Like all great productions, Dead Girls Rising has a multi-faceted script. It will make you laugh, but it will also send shivers down your spine as you’re presented with just how sexual violence has become normalised in today’s society. Striking a chord against the patriarchy, the play embraces punk rock; the fears in the night taking the form of The Furies, a live on-stage punk band with lyrics sometimes as amusing (“Stabby, stab stab stab…”) as they are a call-to-arms. It’s no surprise they resonate, with music and lyrics written by Anya Pearson, guitarist of the best of the modern-day Riot Grrrl bands, Dream Nails.

Meanwhile, Maureen Lennon’s script keeps the production going at a frenetic pace, dealing with, not just the modern-day evils of the patriarchy, but also the sometimes complex relationships between mother and daughter, and always complex relationships between girls and boys and indeed, girls and girls.

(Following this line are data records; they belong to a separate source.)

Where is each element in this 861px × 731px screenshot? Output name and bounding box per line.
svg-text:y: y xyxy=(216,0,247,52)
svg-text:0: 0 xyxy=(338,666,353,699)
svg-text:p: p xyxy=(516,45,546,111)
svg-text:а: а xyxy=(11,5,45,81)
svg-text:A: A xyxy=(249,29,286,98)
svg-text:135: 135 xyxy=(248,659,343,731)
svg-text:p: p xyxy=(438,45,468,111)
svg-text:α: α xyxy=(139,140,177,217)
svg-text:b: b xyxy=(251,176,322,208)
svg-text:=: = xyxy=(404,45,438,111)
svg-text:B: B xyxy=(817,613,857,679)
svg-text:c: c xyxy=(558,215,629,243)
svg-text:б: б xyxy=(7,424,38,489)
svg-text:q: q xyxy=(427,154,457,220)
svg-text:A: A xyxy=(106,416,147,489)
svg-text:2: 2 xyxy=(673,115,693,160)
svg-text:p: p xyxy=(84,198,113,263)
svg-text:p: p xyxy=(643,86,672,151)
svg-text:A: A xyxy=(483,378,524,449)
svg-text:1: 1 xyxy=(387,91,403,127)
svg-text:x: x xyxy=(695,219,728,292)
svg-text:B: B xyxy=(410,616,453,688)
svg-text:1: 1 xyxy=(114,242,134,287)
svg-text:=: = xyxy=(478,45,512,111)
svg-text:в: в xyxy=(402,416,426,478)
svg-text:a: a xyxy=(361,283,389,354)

A relatively simple but effective set’s central focus is a goalpost shaped illuminous light, which jolts us from the safety of the girls bedroom to the very depths of the haunting forest they suddenly find themselves in. Two incredibly strong performances by the main leads are ably backed up by the live band who interact with our two heroine protagonists throughout.  

Dead Girls Rising is a play for our times. It’s a post #MeToo reminder that things are as scary as ever. And it’s also a sobering insight into just how easy it is to lose ourselves if we succumb to the fears that haunt us when we turn out the lights or walk down a street alone at night.